In 2006 Temara, now 15, of Perth Zoo, became the first zoo-bred Sumatran orangutan ever to be placed in her natural habitat.
Sumatran Orangutan Conservation Program project director Peter Pratje says Bukit Tigapuluh will become an island in an ocean of plantations if the remaining rainforest around the park is logged, as planned.
"These areas, if they are converted to pulp and paper, will be lost. Orangutans in this area would be threatened," he said, adding Temara would likely be unharmed as she has constant protection.
"She would lose a potential area that she could live in," Pratje said.
Some 70 elephants believed to be living in the forest outside the park would lose "100 per cent" of their habitat, as the protected park itself was not suitable terrain for them, Pratje said.

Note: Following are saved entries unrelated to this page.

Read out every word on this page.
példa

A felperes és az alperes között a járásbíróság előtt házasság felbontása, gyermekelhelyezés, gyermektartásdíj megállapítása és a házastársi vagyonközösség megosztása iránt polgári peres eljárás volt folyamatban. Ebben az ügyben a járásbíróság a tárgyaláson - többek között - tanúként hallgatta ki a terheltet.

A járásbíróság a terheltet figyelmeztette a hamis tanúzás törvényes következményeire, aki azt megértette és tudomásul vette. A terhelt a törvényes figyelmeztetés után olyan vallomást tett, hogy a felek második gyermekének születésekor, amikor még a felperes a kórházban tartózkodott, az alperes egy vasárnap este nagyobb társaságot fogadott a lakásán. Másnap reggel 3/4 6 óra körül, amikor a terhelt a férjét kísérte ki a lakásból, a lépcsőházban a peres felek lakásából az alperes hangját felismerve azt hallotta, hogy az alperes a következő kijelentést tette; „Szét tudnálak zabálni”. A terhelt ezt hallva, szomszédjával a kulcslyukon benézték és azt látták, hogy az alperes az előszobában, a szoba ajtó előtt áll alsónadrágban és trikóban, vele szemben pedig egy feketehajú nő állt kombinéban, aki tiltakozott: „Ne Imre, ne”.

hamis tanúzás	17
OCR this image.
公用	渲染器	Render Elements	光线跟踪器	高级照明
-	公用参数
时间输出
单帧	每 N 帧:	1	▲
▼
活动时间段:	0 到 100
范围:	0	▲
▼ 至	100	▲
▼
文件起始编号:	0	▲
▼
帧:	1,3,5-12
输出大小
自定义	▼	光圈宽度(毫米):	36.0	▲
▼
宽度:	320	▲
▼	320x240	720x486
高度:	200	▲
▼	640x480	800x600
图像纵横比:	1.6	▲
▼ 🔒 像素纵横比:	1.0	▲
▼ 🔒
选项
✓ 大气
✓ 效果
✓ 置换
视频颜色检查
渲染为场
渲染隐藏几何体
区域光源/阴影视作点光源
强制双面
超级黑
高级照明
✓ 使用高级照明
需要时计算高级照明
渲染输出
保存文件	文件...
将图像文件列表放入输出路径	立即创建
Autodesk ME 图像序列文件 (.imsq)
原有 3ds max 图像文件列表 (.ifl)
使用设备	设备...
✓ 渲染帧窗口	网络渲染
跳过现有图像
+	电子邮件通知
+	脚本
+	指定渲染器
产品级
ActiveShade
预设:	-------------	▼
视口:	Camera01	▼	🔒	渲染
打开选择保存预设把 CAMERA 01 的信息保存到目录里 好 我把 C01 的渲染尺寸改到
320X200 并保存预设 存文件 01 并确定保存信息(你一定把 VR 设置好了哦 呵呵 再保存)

The middle section to join the two existing roads was yet to be built, but it had been marked out.
*Crash Image*
"They seem to be more cautious at the moment, (but) I guess it's only a question of time," Pratje said, estimating the road could be completed in as little as six months.
"We don't know when APP plans to convert this area (to plantation).
"It may be a year or two. In the meantime we will already lose a large part to natural encroachment.
"But at the end of the day if it's going into pulp and paper plantations, or encroachment, it doesn't matter. It's still a desert (for the animals)."
Pratje said industry shouldn't be allowed to convert natural forest under Indonesian law, but the forest had been recently downgraded to "industrial forest".
"The only hope now is starting discussions with the industry, trying to (educate) them on high conservation value concepts," he said.
"The risk of losing all forest outside the national park boundaries is extremely high at the moment."
Supermarket chain Woolworths has been under pressure in Australia for sourcing its Select Brand paper products from APP.
Comment was being sought from the Asian pulp and paper giant.